Questi impressionanti dati sono il risultato della ricerca I-com “ll contributo del fotovoltaico alla competitività del sistema economico italiano”. Il presidente Stefano da Empoli aggiunge che queste risultanze si riferiscono allo stato attuale della filiera italiana. Ipotizzando infatti una produzione annuale equivalente a 3000 MW di pannelli fotovoltaici made in Italy, in parte destinata all’esportazione, si otterrebbe nel periodo 2010-2020 un valore aggiunto di 110 miliardi ed un’occupazione di 210 mila unità di lavoro in più.
Altrettanto significativo sarebbe il beneficio fiscale per lo Stato: nello scenario di 9 GW installati al 2020 le entrate fiscali, tra redditi di lavoro e redditi di impresa, sarebbero pari a 6,6 miliardi di euro nel periodo.
Passando ai benefici ambientali la stima è di 6 milioni di tonnellate annue di emissioni evitate di CO2, con una contestuale significativa riduzione della bolletta energetica grazie ad un minor ricorso all’uso di fonti fossili per produrre elettricità pari a 800 mila tonnellate di carbone, 1,6 miliardi di metri cubi di gas e 200 mila tonnellate di prodotti petroliferi all’anno.
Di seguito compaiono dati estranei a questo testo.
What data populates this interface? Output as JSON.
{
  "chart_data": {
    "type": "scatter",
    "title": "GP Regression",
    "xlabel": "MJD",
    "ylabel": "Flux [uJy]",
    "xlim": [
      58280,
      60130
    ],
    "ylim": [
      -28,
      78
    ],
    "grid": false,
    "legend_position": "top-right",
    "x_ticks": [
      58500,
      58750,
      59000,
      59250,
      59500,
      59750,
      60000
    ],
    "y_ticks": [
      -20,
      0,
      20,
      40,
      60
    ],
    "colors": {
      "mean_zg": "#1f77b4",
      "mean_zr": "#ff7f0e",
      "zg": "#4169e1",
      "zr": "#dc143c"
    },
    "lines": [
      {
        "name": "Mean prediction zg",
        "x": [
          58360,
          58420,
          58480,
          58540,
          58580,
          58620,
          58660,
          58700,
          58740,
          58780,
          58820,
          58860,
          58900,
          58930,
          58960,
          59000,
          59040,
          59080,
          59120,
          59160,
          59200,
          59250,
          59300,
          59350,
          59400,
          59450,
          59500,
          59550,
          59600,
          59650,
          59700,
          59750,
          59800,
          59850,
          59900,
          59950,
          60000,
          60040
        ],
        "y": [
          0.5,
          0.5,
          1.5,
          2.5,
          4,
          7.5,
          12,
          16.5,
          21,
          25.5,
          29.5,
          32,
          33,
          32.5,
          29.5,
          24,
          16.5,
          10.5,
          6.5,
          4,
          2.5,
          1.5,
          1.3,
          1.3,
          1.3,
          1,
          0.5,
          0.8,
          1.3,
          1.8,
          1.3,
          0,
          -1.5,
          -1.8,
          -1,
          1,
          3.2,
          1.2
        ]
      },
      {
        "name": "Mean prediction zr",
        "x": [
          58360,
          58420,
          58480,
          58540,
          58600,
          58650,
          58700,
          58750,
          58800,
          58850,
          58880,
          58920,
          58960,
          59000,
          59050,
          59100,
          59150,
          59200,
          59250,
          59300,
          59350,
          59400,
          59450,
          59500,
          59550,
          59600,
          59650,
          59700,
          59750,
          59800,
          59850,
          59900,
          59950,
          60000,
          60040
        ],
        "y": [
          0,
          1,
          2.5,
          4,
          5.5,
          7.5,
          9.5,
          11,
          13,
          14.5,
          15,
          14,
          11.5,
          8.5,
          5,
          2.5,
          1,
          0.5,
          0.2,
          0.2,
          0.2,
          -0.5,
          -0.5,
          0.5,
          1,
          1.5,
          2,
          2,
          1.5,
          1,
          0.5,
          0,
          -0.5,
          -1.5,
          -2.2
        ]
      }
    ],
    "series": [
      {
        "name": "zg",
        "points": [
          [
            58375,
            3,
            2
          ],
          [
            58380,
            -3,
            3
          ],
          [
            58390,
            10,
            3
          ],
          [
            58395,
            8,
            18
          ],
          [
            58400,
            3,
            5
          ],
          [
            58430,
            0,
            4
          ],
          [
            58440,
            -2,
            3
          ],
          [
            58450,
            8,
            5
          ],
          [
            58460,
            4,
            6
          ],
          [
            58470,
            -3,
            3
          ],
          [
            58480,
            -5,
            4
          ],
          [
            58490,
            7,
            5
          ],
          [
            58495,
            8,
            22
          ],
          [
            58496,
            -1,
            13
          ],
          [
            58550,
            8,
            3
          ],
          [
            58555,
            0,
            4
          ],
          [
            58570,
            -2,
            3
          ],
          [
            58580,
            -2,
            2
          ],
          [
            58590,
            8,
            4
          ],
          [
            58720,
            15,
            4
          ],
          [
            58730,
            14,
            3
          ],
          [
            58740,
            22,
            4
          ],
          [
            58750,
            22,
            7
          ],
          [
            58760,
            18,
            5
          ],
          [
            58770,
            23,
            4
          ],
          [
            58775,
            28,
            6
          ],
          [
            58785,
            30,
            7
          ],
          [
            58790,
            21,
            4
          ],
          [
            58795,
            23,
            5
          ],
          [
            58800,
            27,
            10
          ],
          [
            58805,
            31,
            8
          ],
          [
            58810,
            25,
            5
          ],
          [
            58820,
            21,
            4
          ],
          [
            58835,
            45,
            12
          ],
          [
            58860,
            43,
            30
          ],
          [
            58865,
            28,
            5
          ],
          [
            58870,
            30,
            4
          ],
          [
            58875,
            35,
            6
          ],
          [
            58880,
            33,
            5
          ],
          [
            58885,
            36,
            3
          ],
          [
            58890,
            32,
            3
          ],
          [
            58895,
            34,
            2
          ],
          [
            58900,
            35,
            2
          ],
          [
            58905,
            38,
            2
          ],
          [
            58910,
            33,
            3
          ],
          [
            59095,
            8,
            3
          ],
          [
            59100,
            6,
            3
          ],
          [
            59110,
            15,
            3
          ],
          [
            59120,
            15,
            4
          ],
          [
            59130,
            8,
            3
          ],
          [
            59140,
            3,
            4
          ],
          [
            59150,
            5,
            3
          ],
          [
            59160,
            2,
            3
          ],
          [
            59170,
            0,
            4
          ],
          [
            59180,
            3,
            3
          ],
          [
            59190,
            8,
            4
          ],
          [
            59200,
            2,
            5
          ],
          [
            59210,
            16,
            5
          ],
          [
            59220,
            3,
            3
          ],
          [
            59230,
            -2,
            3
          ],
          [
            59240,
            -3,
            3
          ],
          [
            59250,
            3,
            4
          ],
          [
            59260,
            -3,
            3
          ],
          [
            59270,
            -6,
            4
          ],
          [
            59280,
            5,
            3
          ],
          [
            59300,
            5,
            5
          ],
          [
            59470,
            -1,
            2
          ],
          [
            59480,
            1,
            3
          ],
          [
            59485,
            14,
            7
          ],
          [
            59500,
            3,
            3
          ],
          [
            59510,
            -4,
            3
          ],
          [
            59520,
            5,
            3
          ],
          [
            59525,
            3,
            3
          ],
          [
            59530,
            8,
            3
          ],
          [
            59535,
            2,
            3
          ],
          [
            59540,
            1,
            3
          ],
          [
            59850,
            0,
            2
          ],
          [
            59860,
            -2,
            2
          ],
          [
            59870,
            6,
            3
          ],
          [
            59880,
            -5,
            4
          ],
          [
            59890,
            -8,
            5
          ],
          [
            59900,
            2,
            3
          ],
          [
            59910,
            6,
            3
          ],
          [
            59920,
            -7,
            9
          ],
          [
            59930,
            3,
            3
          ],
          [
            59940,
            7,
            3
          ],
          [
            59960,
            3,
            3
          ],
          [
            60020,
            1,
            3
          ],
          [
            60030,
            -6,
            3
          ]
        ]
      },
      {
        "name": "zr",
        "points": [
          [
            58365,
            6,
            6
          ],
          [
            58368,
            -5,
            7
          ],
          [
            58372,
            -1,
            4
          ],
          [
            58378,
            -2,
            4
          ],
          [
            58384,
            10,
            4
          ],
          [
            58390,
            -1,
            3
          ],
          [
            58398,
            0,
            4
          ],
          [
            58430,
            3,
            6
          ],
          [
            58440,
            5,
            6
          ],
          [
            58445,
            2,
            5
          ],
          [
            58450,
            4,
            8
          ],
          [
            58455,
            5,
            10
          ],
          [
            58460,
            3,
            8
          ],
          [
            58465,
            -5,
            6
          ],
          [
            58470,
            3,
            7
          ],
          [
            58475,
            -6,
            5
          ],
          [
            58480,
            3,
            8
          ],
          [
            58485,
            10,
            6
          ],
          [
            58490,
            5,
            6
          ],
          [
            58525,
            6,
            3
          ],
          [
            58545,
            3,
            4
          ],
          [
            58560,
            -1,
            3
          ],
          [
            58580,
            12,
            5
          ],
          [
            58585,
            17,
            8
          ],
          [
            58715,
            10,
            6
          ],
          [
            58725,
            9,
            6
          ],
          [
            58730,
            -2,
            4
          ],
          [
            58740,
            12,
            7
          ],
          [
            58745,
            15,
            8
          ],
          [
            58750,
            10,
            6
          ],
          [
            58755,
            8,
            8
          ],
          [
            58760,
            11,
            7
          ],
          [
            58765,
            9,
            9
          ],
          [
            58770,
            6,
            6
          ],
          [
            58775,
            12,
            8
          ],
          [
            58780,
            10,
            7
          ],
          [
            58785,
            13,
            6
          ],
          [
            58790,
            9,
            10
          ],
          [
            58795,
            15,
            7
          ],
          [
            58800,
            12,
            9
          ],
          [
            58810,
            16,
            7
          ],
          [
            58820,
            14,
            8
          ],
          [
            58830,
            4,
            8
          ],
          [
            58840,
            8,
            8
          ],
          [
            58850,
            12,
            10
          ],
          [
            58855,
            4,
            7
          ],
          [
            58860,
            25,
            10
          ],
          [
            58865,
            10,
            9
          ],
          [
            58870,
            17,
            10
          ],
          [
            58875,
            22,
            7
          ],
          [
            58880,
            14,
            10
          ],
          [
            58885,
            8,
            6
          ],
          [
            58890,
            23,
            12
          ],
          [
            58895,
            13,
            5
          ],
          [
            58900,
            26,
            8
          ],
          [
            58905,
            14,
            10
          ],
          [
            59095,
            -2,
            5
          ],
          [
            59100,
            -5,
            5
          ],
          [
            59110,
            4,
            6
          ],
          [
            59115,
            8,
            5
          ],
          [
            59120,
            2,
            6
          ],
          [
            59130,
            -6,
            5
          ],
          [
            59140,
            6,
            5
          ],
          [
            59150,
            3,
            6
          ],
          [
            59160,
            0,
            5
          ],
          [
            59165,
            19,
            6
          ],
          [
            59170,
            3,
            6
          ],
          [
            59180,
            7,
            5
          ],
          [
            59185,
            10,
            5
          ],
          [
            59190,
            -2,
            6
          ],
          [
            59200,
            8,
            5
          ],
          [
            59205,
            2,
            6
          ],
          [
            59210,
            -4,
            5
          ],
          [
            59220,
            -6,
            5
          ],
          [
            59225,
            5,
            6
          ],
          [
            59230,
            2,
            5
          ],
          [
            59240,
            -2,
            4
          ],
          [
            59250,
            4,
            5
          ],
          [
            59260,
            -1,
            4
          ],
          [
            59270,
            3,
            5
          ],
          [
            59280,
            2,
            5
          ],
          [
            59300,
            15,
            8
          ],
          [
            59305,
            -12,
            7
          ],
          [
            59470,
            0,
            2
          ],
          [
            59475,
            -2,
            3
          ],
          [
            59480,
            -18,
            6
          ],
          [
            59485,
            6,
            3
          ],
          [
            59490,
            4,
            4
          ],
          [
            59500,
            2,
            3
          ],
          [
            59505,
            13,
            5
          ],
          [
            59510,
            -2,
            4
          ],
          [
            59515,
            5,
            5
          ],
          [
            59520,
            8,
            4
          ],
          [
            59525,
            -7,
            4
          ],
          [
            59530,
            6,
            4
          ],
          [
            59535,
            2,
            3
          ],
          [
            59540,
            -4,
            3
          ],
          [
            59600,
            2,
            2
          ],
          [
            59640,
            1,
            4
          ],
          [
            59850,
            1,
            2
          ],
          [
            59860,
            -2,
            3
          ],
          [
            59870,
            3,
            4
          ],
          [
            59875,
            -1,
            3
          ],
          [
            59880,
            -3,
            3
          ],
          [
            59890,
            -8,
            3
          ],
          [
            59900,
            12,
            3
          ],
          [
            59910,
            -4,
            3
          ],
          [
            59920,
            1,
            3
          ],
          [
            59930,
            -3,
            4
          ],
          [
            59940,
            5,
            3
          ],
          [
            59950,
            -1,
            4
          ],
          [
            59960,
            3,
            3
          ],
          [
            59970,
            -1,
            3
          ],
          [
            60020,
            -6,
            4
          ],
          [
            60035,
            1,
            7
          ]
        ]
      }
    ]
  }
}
L’indagine rileva che nel nostro Paese il settore fotovoltaico si è sviluppato tardivamente rispetto ad altri Paesi nonostante l’Italia abbia potenzialità maggiori di quasi tutti i principali protagonisti a livello mondiale. Solamente alla fine del 2009 l’Italia si è avvicinata alla soglia dei 1000 MW installati, traguardo raggiunto da Germania e Giappone già nel 2004. Tuttavia non è troppo tardi per recuperare il terreno perduto ed i primi risultati si sono visti a partire dal 2008 grazie al sistema di incentivazione del Nuovo Conto Energia.
La ricerca evidenzia poi che i costi d’installazione e gestione di un impianto fotovoltaico di 1 MW nel 2011 sono previsti in diminuzione di circa il 15% rispetto al 2007, ma avverte che ridurre drasticamente la tariffa incentivante per il 2011 rischierebbe di rendere assolutamente non finanziabili molti progetti.
Secondo lo studio I-com infine “appare fondamentale prevedere un orizzonte temporale d’incentivazione sufficientemente lungo, specie se si vuole stimolare la crescita di una filiera industriale, in modo tale da ridurre l’incertezza per gli investitori e consentire al sistema paese di cogliere i benefici indicati in precedenza”.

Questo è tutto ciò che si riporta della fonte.